Reading to my young daughter from Lofting’s The Story of Doctor Dolittle, a volume I remember being carsick over on a trip to the seaside, I found myself having to censor on the hoof. Ironic, really, since Lofting devised the talking animal stories for his children when writing from the trenches of the First World War, not wishing to share with them the real-life horrors he was seeing. Inscriptions put other books into the category of ‘must keep’, including the dictionary my grandparents gave me to mark their golden wedding and the biography of Roald Dahl given to me one Christmas by my sister.
Among the many books I have handled during my lockdown rummaging are some that I have not so much rediscovered as discovered. What on earth am I doing with a biography of the Christian missionary Gladys Aylward which, according to the sticker, was presented to that same sister as a school RE prize. No doubt she will be overjoyed to be reunited! I like inscriptions. Serious book collectors avoid them unless the inscription is by the author or to someone famous. But who could resist a fine collection of Rupert Brooke’s poems from an Oxfam bookshop bearing the inscription: “May Rupert give you many hours of pleasure – all my love, John. Dec 25th 1939”? Who was John? Who was the recipient? Questions to ponder and poems to savour in this poignant peace offering of that first wartime Christmas.

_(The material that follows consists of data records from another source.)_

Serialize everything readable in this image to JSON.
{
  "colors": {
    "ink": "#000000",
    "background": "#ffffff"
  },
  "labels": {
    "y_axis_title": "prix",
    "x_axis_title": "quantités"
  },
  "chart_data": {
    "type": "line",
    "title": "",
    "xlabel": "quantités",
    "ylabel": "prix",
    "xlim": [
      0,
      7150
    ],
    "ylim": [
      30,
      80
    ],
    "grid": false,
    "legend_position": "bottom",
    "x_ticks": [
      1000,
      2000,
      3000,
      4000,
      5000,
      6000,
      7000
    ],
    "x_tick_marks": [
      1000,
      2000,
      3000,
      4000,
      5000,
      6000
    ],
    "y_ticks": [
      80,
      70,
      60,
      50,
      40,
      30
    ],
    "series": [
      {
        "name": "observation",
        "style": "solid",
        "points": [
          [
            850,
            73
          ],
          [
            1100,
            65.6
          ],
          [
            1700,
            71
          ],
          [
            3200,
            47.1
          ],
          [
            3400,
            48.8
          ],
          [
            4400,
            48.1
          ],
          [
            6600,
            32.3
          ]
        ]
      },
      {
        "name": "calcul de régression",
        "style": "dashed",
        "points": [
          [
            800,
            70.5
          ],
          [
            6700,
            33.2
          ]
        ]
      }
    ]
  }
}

As longtime arts writer on The Journal, I was privileged to receive review books, many of which still lurk here, and to meet and interview a lot of the authors. I was shameless in soliciting autographs from those I admired. Pat Barker and David Almond are among those whose careers I saw take off and I am delighted to have books they kindly agreed to sign. One highlight of my career was meeting Antony Burgess at his London flat. The author of A Clockwork Orange was busy with some hack work when I arrived, writing a review of a book about pencils for the Observer, but was charm personified. The book I had come to talk to him about was You’ve Had Your Time, the second volume of his startlingly candid ‘confessions’. He offered whisky and chatted amiably while Liana, his Italian second wife, sashayed around the flat in a long dress. I’d finished the book on the train, including Burgess’s gripping account of the affair they’d conducted while his first wife, Lynne, lay dying. The events, decades old to them, lay fresh in my mind. The inscription in my book, “To David – Anthony Burgess. London, Nov 5, 1990”, brings back the thrill and potency of that afternoon.

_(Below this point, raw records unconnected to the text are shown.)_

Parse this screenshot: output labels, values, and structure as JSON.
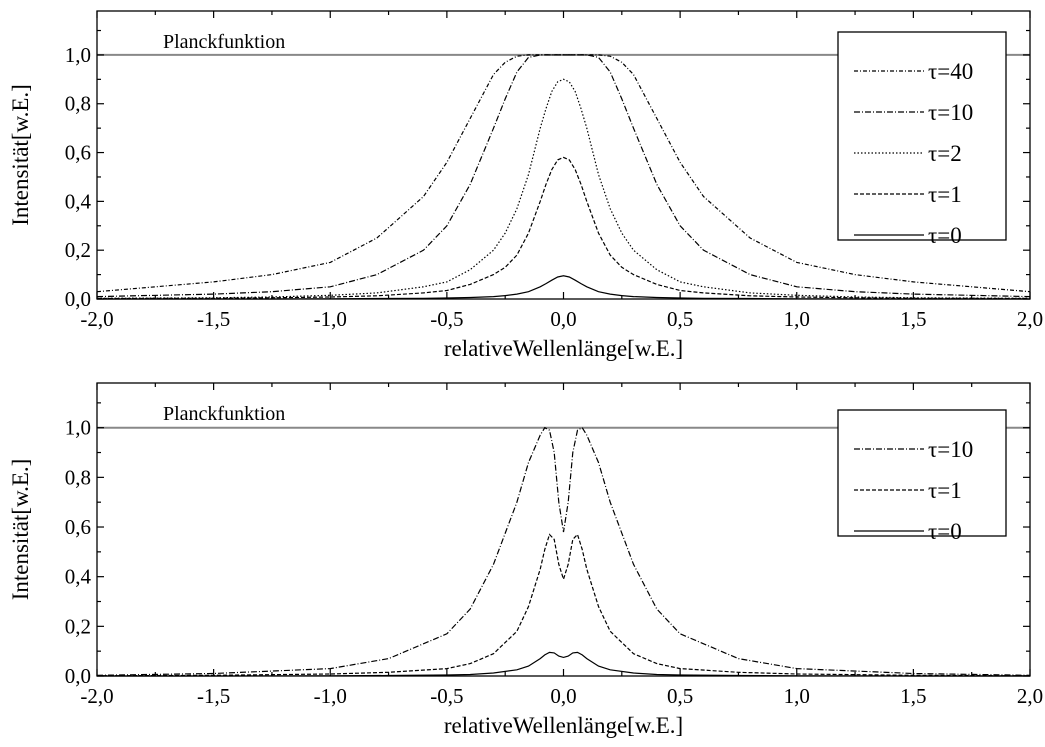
{
  "chart_data": [
    {
      "type": "line",
      "xlabel": "relativeWellenlänge[w.E.]",
      "ylabel": "Intensität[w.E.]",
      "xlim": [
        -2.0,
        2.0
      ],
      "ylim": [
        0.0,
        1.18
      ],
      "x_ticks": [
        "-2,0",
        "-1,5",
        "-1,0",
        "-0,5",
        "0,0",
        "0,5",
        "1,0",
        "1,5",
        "2,0"
      ],
      "y_ticks": [
        "0,0",
        "0,2",
        "0,4",
        "0,6",
        "0,8",
        "1,0"
      ],
      "reference_line": {
        "label": "Planckfunktion",
        "y": 1.0
      },
      "legend": {
        "position": "top-right",
        "entries": [
          "τ=40",
          "τ=10",
          "τ=2",
          "τ=1",
          "τ=0"
        ]
      },
      "x": [
        -2.0,
        -1.5,
        -1.25,
        -1.0,
        -0.8,
        -0.6,
        -0.5,
        -0.4,
        -0.3,
        -0.25,
        -0.2,
        -0.15,
        -0.1,
        -0.075,
        -0.05,
        -0.025,
        0.0,
        0.025,
        0.05,
        0.075,
        0.1,
        0.15,
        0.2,
        0.25,
        0.3,
        0.4,
        0.5,
        0.6,
        0.8,
        1.0,
        1.25,
        1.5,
        2.0
      ],
      "series": [
        {
          "name": "τ=40",
          "values": [
            0.03,
            0.07,
            0.1,
            0.15,
            0.25,
            0.42,
            0.56,
            0.74,
            0.92,
            0.97,
            0.995,
            1.0,
            1.0,
            1.0,
            1.0,
            1.0,
            1.0,
            1.0,
            1.0,
            1.0,
            1.0,
            1.0,
            0.995,
            0.97,
            0.92,
            0.74,
            0.56,
            0.42,
            0.25,
            0.15,
            0.1,
            0.07,
            0.03
          ]
        },
        {
          "name": "τ=10",
          "values": [
            0.01,
            0.02,
            0.03,
            0.05,
            0.1,
            0.2,
            0.3,
            0.47,
            0.7,
            0.82,
            0.93,
            0.99,
            1.0,
            1.0,
            1.0,
            1.0,
            1.0,
            1.0,
            1.0,
            1.0,
            1.0,
            0.99,
            0.93,
            0.82,
            0.7,
            0.47,
            0.3,
            0.2,
            0.1,
            0.05,
            0.03,
            0.02,
            0.01
          ]
        },
        {
          "name": "τ=2",
          "values": [
            0.003,
            0.005,
            0.008,
            0.015,
            0.025,
            0.05,
            0.07,
            0.12,
            0.2,
            0.27,
            0.37,
            0.51,
            0.7,
            0.78,
            0.85,
            0.89,
            0.9,
            0.89,
            0.85,
            0.78,
            0.7,
            0.51,
            0.37,
            0.27,
            0.2,
            0.12,
            0.07,
            0.05,
            0.025,
            0.015,
            0.008,
            0.005,
            0.003
          ]
        },
        {
          "name": "τ=1",
          "values": [
            0.002,
            0.003,
            0.005,
            0.008,
            0.013,
            0.025,
            0.035,
            0.06,
            0.1,
            0.13,
            0.18,
            0.27,
            0.4,
            0.47,
            0.53,
            0.57,
            0.58,
            0.57,
            0.53,
            0.47,
            0.4,
            0.27,
            0.18,
            0.13,
            0.1,
            0.06,
            0.035,
            0.025,
            0.013,
            0.008,
            0.005,
            0.003,
            0.002
          ]
        },
        {
          "name": "τ=0",
          "values": [
            0.0,
            0.0,
            0.0,
            0.001,
            0.002,
            0.003,
            0.004,
            0.006,
            0.01,
            0.014,
            0.02,
            0.03,
            0.05,
            0.063,
            0.077,
            0.09,
            0.095,
            0.09,
            0.077,
            0.063,
            0.05,
            0.03,
            0.02,
            0.014,
            0.01,
            0.006,
            0.004,
            0.003,
            0.002,
            0.001,
            0.0,
            0.0,
            0.0
          ]
        }
      ]
    },
    {
      "type": "line",
      "xlabel": "relativeWellenlänge[w.E.]",
      "ylabel": "Intensität[w.E.]",
      "xlim": [
        -2.0,
        2.0
      ],
      "ylim": [
        0.0,
        1.18
      ],
      "x_ticks": [
        "-2,0",
        "-1,5",
        "-1,0",
        "-0,5",
        "0,0",
        "0,5",
        "1,0",
        "1,5",
        "2,0"
      ],
      "y_ticks": [
        "0,0",
        "0,2",
        "0,4",
        "0,6",
        "0,8",
        "1,0"
      ],
      "reference_line": {
        "label": "Planckfunktion",
        "y": 1.0
      },
      "legend": {
        "position": "top-right",
        "entries": [
          "τ=10",
          "τ=1",
          "τ=0"
        ]
      },
      "x": [
        -2.0,
        -1.5,
        -1.0,
        -0.75,
        -0.5,
        -0.4,
        -0.3,
        -0.2,
        -0.15,
        -0.1,
        -0.08,
        -0.06,
        -0.04,
        -0.02,
        0.0,
        0.02,
        0.04,
        0.06,
        0.08,
        0.1,
        0.15,
        0.2,
        0.3,
        0.4,
        0.5,
        0.75,
        1.0,
        1.5,
        2.0
      ],
      "series": [
        {
          "name": "τ=10",
          "values": [
            0.003,
            0.01,
            0.03,
            0.07,
            0.17,
            0.27,
            0.45,
            0.7,
            0.86,
            0.97,
            1.0,
            0.99,
            0.9,
            0.7,
            0.58,
            0.7,
            0.9,
            0.99,
            1.0,
            0.97,
            0.86,
            0.7,
            0.45,
            0.27,
            0.17,
            0.07,
            0.03,
            0.01,
            0.003
          ]
        },
        {
          "name": "τ=1",
          "values": [
            0.001,
            0.003,
            0.008,
            0.015,
            0.03,
            0.05,
            0.09,
            0.18,
            0.28,
            0.43,
            0.51,
            0.57,
            0.55,
            0.45,
            0.39,
            0.45,
            0.55,
            0.57,
            0.51,
            0.43,
            0.28,
            0.18,
            0.09,
            0.05,
            0.03,
            0.015,
            0.008,
            0.003,
            0.001
          ]
        },
        {
          "name": "τ=0",
          "values": [
            0.0,
            0.0,
            0.001,
            0.002,
            0.004,
            0.006,
            0.012,
            0.025,
            0.04,
            0.07,
            0.085,
            0.095,
            0.093,
            0.08,
            0.075,
            0.08,
            0.093,
            0.095,
            0.085,
            0.07,
            0.04,
            0.025,
            0.012,
            0.006,
            0.004,
            0.002,
            0.001,
            0.0,
            0.0
          ]
        }
      ]
    }
  ]
}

So many books… highbrow, lowbrow, fiction, non-fiction, many I’ve read, many more I say I’ll get round to and plenty that I know I never will. I have found I am the unwitting owner of two identical paperback copies of The Strange Case of Dr Jekyll & Mr Hyde by Robert Louis Stevenson. Rectifying the fact that I’d never read either, I was surprised at the impact and enduring fame enjoyed by so slight a work. There is, you might have gathered, enough reading here for the remainder of lockdown and indeed my lifetime. But still I yearn to be back at the Lit & Phil and in the bookshops.
You can never have enough books, can you?
It’s a loaded question. But if the worst happens and they threaten to overwhelm me, I will just have to grit my teeth and flog them off by the metre.